The report titled 'No free lunch: higher super means lower wages' analysed administrative data on 80,000 federal workplace agreements made between 1991 and 2018, and found 80 per cent of the cost of increases in super is passed to workers through lower wage rises.

Lower wage rises were found within the life of the employment agreement - usually two to three years - but Grattan said the longer term impact is likely to be higher.

Compulsory superannuation payments were introduced in the 1980s, with the Superannuation Guarantee (SG) penned in 1992 under the Keating Government.

Grattan's modelling found with employer full pass-through (if an employer passed on the full costs of increased super to employees), increasing the SG from 4% to 5% actually decreased wages by 0.95%.

However, changes to the SG at higher percentages did not have a linear effect on wages - going from 9 to 10% superannuation at full pass-through lowered wages by 0.909%. 

"Even Grattan's findings confirm that wages do not fully decline to offset increases in the superannuation guarantee rate," Centre for Future Work director Jim Stanford said to The Guardian today.

"This research thus confirms that total labour compensation does indeed grow when the superannuation guarantee rate is increased (contrary to the previously assumed 1:1 trade-off).”

Grattan also analysed various 'benefits' internationally, and illustrated pass-through rates at or above 100% for Japanese health insurance, US mandated maternity benefits, French pension contributions, Chilean payroll tax and US health insurance (covered). 

This means that although workers experienced the benefits, employers paid for it through lower wages in these scenarios.

'No free lunch' was funded by The Myer Foundation, National Australia Bank and Susan McKinnon Foundation.

The types of wage agreements in Australia

Average weekly full-time earnings for individual arrangement workers was $1,777, compared to $1,630 for award and collective agreement workers, according to the Australian Bureau of Statistics.

Those on individual agreements are paid more than those on award or collective agreements, and are disproportionately likely to be managers, professionals, technicians and trade workers. 

However, even though wages have slowed across the three types of agreements - award, collective and individual - since 2002, those in award and collective agreements saw higher wage increases (3.15% and 2.39% respectively) as of September 30 2018 than individual agreements (1.94%).

Grattan's report said individual arrangement workers were more likely to bear the cost of superannuation increases through slower wage growth, as they are more likely to be on market-responsive contract terms. 
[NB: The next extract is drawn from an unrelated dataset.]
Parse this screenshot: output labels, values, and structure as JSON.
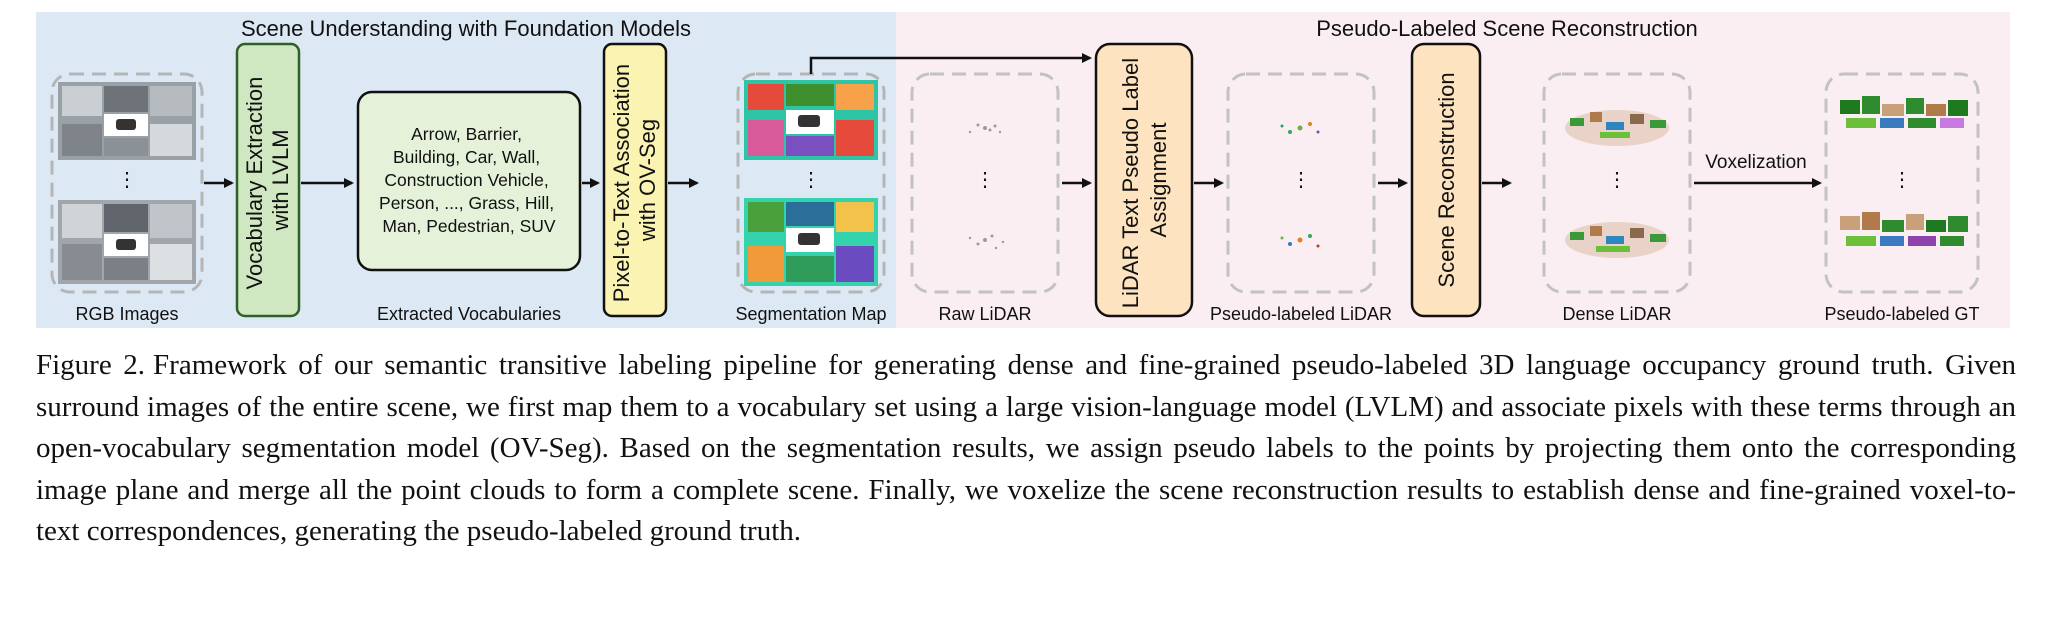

"If employers aren’t willing to offer large pay rises today, it’s hard to imagine why they would pay for higher super," Grattan's report said.

"In fact, if workers’ bargaining power has fallen, employers are even less likely to pay for higher compulsory super than in the past."

Grattan's 'No free lunch' report comes after its 2018 report 'Money in retirement: more than enough' found the common theory that Australians are not saving enough for retirement is 'wrong'.

"Together, these findings demand a rethink of Australia’s retirement incomes system," Mr Coates said.